La pile à combustible possède des avantages incomparables : absence d'émissions d'oxyde d'azote, silence de fonctionnement, agrément de conduite, grande sécurité et prix acceptable. Celui-ci a été en effet chiffré : par rapport au prix actuel du super distribué en France (12 centimes/thermie hors taxes), le prix de l'hydrogène devrait vraisemblablement être légèrement supérieur. Mais les inconvénients existent. Par le nucléaire Il y a d'abord la production d'hydrogène. Pour approvisionner un grand nombre de véhicules, il faut passer par l'énergie nucléaire. C'est indispensable. L'idée est de faire fonctionner les futures centrales nucléaires de l'EDF 24 heures sur 24 et non pas à temps partiel.La nuit par exemple, à partir de l'électrolyse de l'eau, on s'occuperait à former de l'hydrogène.

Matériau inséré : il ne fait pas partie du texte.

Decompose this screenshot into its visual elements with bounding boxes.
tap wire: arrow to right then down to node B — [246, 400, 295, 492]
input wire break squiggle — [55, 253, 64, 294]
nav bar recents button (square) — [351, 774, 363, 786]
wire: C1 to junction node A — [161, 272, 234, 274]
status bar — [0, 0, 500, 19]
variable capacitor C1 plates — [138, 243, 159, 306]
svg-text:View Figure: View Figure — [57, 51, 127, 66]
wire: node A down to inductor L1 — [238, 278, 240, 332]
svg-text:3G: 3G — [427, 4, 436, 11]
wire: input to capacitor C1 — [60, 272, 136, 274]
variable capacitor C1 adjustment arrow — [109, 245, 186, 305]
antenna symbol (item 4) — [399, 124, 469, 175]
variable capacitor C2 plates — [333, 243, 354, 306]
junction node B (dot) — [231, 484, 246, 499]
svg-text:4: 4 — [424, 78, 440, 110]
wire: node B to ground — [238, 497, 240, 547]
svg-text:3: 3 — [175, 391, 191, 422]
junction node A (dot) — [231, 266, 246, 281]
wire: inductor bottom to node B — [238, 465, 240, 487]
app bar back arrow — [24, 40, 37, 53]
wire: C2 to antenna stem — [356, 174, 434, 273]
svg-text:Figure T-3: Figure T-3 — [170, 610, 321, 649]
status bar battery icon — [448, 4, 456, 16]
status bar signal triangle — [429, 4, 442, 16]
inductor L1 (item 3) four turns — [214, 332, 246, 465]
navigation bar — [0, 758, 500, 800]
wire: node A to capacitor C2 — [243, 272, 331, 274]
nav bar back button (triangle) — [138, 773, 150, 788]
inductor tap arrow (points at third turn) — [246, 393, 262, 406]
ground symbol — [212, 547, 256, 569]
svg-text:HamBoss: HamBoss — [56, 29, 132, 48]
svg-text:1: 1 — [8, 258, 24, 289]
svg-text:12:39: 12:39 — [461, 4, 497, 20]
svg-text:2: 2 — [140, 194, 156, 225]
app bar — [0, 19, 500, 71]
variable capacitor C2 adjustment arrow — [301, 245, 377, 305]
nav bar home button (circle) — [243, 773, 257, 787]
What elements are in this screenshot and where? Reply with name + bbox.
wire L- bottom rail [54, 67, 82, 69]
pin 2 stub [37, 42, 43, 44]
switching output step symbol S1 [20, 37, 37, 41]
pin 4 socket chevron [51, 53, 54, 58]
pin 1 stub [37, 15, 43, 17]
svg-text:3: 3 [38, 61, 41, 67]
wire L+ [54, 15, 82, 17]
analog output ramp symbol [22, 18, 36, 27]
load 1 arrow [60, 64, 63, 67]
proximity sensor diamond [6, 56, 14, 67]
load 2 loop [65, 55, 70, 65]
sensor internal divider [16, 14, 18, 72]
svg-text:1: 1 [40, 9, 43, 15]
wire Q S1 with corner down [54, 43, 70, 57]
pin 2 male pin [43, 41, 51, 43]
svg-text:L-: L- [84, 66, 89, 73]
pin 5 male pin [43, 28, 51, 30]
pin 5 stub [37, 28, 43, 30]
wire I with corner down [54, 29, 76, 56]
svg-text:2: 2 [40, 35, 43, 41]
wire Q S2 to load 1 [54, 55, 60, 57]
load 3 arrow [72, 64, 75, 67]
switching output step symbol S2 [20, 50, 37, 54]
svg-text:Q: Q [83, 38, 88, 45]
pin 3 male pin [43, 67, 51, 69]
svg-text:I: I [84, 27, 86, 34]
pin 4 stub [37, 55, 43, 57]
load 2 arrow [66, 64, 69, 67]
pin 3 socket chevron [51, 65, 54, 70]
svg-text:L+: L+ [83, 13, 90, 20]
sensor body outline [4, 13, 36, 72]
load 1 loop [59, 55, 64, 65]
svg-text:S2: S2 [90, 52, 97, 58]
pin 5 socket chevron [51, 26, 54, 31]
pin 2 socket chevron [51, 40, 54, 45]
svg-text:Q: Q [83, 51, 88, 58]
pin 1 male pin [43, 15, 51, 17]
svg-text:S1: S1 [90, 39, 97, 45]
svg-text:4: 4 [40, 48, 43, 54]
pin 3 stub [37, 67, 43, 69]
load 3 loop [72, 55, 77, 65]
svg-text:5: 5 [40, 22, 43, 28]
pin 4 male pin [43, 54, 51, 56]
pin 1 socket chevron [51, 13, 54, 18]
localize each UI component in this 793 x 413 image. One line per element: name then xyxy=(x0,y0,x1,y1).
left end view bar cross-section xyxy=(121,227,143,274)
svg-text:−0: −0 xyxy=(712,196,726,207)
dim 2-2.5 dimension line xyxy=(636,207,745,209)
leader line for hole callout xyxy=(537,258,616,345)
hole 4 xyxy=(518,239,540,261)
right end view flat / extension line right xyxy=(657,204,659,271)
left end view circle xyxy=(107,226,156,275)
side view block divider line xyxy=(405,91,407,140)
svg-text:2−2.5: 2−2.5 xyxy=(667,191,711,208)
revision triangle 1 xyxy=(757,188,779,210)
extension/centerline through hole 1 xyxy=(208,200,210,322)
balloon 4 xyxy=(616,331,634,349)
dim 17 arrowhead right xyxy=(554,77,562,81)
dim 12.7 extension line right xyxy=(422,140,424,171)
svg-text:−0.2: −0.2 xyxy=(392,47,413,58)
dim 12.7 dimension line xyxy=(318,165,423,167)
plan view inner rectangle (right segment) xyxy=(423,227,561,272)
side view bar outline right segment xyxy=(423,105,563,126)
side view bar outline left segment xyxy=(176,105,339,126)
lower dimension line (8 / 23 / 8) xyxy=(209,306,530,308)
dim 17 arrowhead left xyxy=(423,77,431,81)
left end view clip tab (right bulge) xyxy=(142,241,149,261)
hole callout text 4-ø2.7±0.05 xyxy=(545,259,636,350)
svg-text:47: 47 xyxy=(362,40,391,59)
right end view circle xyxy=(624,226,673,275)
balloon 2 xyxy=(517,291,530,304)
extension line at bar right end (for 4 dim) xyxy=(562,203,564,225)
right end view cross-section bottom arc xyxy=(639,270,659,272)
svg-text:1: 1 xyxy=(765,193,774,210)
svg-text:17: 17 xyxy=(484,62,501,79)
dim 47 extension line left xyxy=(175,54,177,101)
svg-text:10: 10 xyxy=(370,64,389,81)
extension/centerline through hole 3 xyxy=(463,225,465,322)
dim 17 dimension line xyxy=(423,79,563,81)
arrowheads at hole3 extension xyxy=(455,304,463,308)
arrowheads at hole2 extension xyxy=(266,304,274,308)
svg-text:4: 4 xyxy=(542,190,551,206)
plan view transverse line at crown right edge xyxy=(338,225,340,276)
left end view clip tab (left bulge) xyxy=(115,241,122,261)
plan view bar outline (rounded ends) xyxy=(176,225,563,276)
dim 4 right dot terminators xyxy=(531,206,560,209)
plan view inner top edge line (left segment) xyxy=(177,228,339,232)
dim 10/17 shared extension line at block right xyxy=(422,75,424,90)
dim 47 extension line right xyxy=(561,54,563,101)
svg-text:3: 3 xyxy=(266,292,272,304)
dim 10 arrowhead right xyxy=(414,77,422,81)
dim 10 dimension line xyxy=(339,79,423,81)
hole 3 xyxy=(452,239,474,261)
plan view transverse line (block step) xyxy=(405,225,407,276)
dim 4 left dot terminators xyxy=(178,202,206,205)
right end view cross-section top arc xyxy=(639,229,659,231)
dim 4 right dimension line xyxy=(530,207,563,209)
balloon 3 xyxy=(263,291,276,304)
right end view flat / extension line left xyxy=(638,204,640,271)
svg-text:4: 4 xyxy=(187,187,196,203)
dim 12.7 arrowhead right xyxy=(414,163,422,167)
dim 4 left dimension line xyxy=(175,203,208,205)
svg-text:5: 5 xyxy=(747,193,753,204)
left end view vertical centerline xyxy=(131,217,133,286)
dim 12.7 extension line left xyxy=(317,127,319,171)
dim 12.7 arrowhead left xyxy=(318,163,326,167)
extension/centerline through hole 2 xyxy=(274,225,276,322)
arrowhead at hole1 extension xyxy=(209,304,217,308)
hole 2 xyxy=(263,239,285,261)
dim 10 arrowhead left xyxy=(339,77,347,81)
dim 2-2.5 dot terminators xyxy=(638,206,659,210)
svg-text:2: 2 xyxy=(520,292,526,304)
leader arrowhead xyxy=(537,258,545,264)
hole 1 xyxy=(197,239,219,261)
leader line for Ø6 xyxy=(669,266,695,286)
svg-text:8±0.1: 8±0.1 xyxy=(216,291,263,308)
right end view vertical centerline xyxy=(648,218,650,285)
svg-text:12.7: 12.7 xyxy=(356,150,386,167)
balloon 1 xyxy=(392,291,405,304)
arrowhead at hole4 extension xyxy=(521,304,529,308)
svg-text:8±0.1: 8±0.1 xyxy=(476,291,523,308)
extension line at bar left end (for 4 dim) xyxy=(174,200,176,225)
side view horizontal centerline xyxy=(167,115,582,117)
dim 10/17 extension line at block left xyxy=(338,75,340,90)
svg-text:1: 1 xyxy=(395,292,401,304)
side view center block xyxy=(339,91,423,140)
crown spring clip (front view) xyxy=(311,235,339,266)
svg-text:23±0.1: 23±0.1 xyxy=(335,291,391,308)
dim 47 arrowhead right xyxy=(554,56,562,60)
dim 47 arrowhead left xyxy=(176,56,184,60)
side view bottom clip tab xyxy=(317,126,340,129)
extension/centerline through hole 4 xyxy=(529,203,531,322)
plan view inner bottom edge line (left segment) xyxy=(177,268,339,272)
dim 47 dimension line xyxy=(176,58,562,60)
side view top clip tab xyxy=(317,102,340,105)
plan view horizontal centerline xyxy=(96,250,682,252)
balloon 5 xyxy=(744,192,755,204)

Si le programme de construction des centrales est respecté, on disposerait dès 1990 de quantités suffisantes destinées à l'automobile. On arriverait alors à un coût intéressant, de l'ordre de 25 centimes/thermie. Deuxième problème : la distribution de l'hydrogène. Aucune infrastructure n'existe. Au plan automobile, il est difficile de stocker ce précieux carburant sous forme de liquide, ce serait trop dangereux. Seule la solution de réservoirs comprimés à 40 kg et plus tard à 20 kg donnerait satisfaction. Il faut donc créer un réseau avec stations, lieu de stockage, acheminement. Une mise en place gigantesque. Par ailleurs, la pile à hydrogène est encore trop lourde et trop chère. L'institut Français du Pétrole étudie sa rentabilité en collaboration avec Renault. En 1975, le kW montait à 700 F dans le cas d'une voiture produite en série. Ce chiffre doit descendre à 300 F pour le marché autobus, et à 100-1 50 F si on veut rivaliser avec les Diesel. Ce niveau est déjà atteint mais la durée de vie de la pile auto n'est que de 1 000 heures ; le seuil de rentabilité est de 3 000 heures minimum. Les recherches sont prometteuses, mais l'hydrogène est encore loin de bousculer le vieux moteur thermique. L'I.F.P. s'est fixé 1985 pour dire si la pile à combustible aura une destinée automobile. Avec un peu de chance et des crédits supplémentaires. ces résultats pourraient avancer vers une heureuse issue.